Tanto più che l’Italia, il cui ruolo in Europa non è da sottovalutare, la spinta anti-euro non ha mai perso mordente. L’appuntamento con le elezioni regionali siciliane del 5 novembre è ora cruciale per avere un’indicazione sul futuro, nonostante oggi covi ancora sotto la cenere. Nel nostro Paese le forze più o meno dichiaratamente anti-euro mostrano ancora una certa forza relativa, perciò l’esito di novembre in vista delle prossime politiche sarà particolarmente interessante per i mercati. I tanto agognati Eurobond non saranno privi di condizioni: sarà prima necessario che i conti pubblici siano in salute e che sia spezzato il legame tra salute delle banche e salute degli Stati, elemento da sempre discriminante per l’Italia.

Vittoria di Pirro di Angela Merkel

A parlare in toni espliciti di “vittoria di Pirro” per Angela Merkel e i conservatori è Wolfgang Bauer di M&G Invesments.
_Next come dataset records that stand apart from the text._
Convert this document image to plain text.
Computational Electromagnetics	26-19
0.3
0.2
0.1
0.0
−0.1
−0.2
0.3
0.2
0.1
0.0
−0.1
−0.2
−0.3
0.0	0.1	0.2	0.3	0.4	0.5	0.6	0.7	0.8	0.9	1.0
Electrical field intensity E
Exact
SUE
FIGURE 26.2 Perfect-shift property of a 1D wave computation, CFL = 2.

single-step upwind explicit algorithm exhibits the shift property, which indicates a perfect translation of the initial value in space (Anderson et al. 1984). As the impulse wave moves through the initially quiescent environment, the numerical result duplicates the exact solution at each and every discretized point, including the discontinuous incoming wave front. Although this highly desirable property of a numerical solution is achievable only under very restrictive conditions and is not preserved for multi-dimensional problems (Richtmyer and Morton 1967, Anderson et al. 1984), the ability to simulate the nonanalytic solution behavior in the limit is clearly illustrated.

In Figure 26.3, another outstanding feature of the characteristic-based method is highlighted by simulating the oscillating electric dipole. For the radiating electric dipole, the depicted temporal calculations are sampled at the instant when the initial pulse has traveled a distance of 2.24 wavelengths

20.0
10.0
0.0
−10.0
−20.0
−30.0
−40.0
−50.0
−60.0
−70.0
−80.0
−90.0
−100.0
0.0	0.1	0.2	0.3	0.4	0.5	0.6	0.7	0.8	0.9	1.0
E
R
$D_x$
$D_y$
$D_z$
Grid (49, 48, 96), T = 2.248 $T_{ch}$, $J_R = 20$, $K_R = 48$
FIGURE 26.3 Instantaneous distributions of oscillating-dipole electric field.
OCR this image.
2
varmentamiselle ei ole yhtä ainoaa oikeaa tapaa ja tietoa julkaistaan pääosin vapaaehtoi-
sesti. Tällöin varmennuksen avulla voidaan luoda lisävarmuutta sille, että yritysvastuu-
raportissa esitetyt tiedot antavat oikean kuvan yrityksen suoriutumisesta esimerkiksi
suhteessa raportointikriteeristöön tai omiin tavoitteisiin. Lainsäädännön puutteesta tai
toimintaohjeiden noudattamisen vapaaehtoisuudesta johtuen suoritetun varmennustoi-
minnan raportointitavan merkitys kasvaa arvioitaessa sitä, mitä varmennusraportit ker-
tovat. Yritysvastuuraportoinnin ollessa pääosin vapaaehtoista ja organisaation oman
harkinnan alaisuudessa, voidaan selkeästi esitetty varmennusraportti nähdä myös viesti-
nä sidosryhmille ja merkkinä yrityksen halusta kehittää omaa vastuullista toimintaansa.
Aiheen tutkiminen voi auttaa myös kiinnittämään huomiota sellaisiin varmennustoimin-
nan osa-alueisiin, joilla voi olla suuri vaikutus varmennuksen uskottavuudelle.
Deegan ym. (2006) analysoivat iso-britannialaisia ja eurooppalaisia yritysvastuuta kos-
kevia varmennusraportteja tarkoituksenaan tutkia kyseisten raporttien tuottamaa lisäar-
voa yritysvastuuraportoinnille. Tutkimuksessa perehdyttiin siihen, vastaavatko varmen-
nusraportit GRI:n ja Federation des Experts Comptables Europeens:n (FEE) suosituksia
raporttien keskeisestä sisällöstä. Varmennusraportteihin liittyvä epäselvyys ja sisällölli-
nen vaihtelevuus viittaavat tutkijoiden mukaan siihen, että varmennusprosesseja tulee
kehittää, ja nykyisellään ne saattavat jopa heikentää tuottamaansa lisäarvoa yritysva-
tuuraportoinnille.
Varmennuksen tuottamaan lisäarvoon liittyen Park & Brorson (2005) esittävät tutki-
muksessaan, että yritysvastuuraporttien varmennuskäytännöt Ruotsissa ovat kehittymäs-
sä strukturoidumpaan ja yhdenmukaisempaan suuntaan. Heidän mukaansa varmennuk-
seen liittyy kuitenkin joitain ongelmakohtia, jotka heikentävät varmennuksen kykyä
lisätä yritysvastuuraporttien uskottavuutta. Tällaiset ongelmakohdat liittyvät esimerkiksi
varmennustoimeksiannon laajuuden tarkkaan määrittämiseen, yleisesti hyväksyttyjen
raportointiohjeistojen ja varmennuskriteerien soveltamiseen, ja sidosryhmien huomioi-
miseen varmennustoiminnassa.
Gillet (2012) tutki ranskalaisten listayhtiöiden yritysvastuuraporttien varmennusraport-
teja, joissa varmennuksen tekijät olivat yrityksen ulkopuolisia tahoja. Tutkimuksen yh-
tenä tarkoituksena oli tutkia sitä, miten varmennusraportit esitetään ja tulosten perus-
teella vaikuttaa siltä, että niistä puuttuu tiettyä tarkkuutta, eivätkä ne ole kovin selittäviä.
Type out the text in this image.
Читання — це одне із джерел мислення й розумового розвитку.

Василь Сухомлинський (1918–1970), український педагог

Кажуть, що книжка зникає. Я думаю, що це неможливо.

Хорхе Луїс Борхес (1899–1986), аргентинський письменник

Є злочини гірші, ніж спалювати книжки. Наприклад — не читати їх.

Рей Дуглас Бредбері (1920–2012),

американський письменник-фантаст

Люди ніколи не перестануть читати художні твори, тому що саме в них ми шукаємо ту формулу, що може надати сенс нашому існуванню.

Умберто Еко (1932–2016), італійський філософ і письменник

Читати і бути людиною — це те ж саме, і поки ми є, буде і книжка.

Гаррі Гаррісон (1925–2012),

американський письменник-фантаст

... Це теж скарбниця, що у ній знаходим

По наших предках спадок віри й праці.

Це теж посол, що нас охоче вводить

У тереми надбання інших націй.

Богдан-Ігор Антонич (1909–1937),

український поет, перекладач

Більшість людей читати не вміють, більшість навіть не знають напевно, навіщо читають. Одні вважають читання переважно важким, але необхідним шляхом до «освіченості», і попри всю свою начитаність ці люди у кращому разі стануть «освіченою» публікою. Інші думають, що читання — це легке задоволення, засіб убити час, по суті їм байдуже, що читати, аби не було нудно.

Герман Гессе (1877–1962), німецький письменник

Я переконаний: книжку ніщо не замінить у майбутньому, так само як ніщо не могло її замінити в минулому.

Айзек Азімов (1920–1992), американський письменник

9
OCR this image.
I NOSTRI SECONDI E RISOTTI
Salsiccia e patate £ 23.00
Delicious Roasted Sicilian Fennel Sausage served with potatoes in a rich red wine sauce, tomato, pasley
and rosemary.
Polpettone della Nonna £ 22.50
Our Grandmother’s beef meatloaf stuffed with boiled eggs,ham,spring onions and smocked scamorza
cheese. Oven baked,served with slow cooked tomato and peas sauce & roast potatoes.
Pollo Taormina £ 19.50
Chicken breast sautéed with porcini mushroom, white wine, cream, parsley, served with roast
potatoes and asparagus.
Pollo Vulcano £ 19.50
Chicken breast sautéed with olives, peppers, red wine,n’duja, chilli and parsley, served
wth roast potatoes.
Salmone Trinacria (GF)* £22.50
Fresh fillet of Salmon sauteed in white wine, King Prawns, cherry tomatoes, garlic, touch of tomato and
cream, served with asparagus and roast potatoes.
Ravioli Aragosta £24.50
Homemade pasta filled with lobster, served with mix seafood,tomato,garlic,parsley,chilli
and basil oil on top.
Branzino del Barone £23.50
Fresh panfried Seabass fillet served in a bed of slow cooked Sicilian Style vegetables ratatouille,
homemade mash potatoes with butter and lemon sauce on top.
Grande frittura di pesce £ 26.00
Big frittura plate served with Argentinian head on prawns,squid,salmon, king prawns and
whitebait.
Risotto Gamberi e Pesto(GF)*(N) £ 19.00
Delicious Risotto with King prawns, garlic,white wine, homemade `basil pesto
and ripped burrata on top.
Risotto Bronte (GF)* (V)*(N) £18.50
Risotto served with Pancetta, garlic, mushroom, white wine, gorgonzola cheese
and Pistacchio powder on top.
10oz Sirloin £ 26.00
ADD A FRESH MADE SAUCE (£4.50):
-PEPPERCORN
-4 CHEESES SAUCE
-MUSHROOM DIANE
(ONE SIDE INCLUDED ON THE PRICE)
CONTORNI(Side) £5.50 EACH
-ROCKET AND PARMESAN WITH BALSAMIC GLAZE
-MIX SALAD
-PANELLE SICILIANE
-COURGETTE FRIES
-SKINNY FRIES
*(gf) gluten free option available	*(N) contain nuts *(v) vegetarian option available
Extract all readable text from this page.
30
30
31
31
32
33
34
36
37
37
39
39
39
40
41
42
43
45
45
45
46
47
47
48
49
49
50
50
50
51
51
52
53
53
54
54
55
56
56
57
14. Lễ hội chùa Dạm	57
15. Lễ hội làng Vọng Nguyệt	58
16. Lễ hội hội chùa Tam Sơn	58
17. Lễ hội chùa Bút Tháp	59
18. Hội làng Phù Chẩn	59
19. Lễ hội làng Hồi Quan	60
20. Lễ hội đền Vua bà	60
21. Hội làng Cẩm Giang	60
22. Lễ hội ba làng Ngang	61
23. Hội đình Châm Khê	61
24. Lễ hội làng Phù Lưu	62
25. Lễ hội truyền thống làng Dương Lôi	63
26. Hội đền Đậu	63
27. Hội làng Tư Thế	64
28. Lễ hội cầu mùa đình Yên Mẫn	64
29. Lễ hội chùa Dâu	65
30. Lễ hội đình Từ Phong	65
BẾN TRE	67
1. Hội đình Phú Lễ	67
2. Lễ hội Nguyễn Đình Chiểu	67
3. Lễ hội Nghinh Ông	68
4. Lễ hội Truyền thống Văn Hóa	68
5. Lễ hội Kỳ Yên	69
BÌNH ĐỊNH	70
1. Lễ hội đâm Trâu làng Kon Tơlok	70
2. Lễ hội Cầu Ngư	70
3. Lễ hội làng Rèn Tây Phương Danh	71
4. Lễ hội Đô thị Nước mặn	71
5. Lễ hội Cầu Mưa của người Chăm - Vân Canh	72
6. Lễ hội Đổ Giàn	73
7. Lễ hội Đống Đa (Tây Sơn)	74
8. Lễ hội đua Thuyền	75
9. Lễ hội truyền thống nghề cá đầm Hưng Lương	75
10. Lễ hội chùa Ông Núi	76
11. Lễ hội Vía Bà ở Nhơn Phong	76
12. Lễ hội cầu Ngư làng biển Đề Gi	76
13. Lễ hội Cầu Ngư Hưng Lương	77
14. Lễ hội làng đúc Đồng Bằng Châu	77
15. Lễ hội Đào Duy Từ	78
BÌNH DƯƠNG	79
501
Il gestore della squadra Retail Fixed Interest ritiene che “il successo dell’AfD alle urne potrebbe mettere in crisi il tipo di narrativa prevalente, soprattutto alla luce del declino del populismo anti-UE evidenziato dai risultati elettorali di Olanda e Francia.  Ciò potrebbe avere ripercussioni sui mercati, che probabilmente sono diventati piuttosto compiacenti al riguardo”.

“L’euro, che negli ultimi mesi si è andato rafforzando, potrebbe essere messo sotto pressione. Potremmo di nuovo vedere un aumento dei premi al rischio sui titoli fi Stato e sui corporate bond periferici, considerando che all’orizzonte sono in programma altri eventi politici rilevanti, in particolare il referendum catalano sull’indipendenza e le elezioni in Austria e Italia“.

Per spiegare la mezza debacle dei conservatori Bauer cita due fattori fattori su tutti che potrebbero aver avuto un ruolo chiave nel risultato deludente: “la “stanchezza da Merkel”, ovvero dopo dodici anni in carica molti elettori probabilmente pensavano che fosse giunto il momento di cambiare direzione. Inoltre, la sua gestione della crisi dei migranti ha allontanato gli elettori portandoli verso gli schieramenti più conservatori”.

Quanto alle prospettive politiche future nella locomotiva d’Europa, il gestore sottolinea che una “coalizione giamaicana” è stata già fatta in precedenza nei parlamenti regionali tedeschi – per esempio, attualmente, nello Schleswig-Holstein – ma che stavolta “vi sono senza dubbio notevoli ostacoli a livello federale”.

“Il partito dei Verdi ha differenze ideologiche con il liberale FDP (politica economica, riforma fiscale, ecc.) e con l’ala conservatrice della CDU/CSU (politica migratoria, questioni sociali, ecc). Ciò potrebbe rendere una coalizione giamaicana piuttosto instabile e indebolita da lotte intestine“.